What do you do when you receive the news that your child has a genetic disease, a very rare genetic disease, and that there is hardly any knowledge available about this disease in the medical field?

You cry, everything stops around you, you get angry, you are in denial, and you cry some more… All these emotions are similar when experiencing a bereavement. But then there is also a moment when you decide you want to take action, and you feel strength and positivity and that is when we initiated to establish our foundation.

Since we got the news in 2017 that our son Fenn has the FoxP1 syndrome, we as his parents, André de Koning en Esther Kloosterman, started looking for answers, knowledge, information and possible therapies.

Why the Stichting Kind Beter?

(Foundation Child Well)

LUMC

Efforts made in working towards a cure for rare diseases, depend mainly on private initiatives. We are very happy that the LUMC (Leiden University Medical Center) is prepared to help us with this initiative. In collaboration with Dr. van Roon from the LUMC, a two-year research program has been developed. All we now need is the funding to actually begin with this research program.

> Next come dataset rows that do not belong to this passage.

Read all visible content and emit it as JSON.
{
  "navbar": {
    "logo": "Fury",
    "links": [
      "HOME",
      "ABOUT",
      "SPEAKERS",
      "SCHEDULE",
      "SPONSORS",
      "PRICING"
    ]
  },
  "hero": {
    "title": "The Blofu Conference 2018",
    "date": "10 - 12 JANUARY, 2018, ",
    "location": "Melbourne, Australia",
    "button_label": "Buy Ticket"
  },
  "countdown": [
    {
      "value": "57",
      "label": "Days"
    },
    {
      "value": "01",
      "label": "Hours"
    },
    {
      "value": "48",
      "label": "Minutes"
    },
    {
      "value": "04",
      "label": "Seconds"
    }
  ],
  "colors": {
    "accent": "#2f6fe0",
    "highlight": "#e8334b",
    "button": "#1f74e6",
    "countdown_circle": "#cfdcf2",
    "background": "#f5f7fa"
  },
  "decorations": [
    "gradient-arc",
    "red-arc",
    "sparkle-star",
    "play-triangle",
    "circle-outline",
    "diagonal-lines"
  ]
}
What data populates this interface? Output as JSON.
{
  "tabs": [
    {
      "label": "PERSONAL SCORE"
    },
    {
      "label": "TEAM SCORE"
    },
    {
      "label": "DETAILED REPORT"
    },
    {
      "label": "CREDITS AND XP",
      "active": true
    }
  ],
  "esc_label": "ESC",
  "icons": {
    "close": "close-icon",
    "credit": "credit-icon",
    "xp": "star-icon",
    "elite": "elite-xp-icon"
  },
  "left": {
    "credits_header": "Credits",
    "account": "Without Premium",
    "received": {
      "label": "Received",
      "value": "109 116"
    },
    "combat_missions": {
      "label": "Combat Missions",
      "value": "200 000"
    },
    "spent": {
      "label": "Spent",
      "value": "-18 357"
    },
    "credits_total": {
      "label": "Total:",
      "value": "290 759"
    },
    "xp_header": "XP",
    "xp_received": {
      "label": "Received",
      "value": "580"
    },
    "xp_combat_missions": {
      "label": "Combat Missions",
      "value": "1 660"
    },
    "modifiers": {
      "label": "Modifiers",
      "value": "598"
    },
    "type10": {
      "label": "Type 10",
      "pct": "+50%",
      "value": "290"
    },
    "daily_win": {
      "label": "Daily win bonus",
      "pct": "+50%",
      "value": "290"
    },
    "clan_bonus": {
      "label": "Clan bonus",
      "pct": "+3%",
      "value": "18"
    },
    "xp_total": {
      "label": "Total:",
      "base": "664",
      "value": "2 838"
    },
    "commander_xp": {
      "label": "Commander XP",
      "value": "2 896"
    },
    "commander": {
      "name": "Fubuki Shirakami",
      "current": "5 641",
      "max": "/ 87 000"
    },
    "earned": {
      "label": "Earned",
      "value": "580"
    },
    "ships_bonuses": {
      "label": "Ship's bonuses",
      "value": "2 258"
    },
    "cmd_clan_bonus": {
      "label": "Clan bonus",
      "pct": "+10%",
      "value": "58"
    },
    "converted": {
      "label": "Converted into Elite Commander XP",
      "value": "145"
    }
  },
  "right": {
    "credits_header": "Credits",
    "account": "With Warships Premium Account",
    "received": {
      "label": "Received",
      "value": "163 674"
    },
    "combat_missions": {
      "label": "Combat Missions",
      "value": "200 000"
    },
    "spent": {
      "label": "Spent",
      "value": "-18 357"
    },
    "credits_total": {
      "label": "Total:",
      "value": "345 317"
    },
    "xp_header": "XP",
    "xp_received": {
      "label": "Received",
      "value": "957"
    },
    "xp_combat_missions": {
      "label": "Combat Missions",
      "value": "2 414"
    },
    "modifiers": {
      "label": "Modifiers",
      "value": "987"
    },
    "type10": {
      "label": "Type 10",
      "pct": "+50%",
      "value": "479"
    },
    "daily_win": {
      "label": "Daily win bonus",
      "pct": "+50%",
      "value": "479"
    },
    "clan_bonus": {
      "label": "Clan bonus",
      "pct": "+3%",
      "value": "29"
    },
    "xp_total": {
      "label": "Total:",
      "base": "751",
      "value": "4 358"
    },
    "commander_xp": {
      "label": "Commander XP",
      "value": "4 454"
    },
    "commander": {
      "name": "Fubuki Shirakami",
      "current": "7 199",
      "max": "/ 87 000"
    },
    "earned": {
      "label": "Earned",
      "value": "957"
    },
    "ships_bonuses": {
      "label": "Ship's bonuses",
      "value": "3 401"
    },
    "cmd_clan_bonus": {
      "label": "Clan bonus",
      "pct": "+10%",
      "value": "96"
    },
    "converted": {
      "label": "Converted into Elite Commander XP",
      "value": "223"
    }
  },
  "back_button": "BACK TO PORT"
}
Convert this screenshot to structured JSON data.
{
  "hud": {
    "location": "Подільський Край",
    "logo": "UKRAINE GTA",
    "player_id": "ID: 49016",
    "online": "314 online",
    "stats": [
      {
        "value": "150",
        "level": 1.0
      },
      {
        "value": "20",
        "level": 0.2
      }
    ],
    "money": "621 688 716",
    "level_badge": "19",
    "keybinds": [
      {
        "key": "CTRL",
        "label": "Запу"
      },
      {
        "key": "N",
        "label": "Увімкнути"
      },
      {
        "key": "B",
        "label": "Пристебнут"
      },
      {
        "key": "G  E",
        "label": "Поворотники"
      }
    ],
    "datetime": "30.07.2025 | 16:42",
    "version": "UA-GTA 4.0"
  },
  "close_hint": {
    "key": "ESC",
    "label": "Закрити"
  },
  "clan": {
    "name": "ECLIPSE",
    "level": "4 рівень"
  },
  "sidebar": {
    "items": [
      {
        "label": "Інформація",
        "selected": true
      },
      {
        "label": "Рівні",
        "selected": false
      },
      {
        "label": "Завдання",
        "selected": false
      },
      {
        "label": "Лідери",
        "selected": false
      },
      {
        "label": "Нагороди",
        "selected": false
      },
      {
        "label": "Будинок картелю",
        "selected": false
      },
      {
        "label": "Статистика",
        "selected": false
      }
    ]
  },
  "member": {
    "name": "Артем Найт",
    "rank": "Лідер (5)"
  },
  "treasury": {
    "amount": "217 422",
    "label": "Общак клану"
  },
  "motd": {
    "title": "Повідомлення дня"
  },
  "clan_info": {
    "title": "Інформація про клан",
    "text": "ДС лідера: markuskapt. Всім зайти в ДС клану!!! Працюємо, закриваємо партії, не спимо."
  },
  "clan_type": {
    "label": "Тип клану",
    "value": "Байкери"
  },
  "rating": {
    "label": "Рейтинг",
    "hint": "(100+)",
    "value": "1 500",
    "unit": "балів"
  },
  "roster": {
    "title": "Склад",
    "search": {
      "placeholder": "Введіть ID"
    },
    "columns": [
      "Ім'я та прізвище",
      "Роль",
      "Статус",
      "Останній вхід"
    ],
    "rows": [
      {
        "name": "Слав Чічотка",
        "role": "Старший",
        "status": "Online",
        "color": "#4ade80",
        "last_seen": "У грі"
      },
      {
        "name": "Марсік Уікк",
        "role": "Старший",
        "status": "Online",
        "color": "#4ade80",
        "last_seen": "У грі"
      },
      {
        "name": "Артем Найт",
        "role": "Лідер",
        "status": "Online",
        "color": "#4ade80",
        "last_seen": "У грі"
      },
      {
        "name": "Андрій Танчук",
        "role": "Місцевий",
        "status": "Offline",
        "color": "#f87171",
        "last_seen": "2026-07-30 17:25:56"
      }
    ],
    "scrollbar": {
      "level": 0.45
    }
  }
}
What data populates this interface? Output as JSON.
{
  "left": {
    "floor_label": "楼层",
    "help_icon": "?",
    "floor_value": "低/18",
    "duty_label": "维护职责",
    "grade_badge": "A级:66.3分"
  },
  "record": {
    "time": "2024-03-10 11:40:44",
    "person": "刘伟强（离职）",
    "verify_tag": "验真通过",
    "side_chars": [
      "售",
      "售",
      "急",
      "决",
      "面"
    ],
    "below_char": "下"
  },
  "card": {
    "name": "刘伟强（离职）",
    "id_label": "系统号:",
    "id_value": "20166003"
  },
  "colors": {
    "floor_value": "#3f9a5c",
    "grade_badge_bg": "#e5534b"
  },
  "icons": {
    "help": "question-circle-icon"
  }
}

Stichting Kind Beter (Foundation Child Well) has been established to raise funds for this large research program in order to discover a cure for the FoxP1 syndrome. At the same time there is a very great possibility that when this research is successful, other genetic diseases will also be closer to finding a cure. This effect could be of great importance to the medical science and for all children with rare genetic diseases.

With this website we would like to give you an insight in the FoxP1 syndrome, the research program and off course how you could be of help.

Stichting Kind Beter (Foundation Child Well) has been approved by the Dutch IRS as a Public Benefit Organisation (ANBI).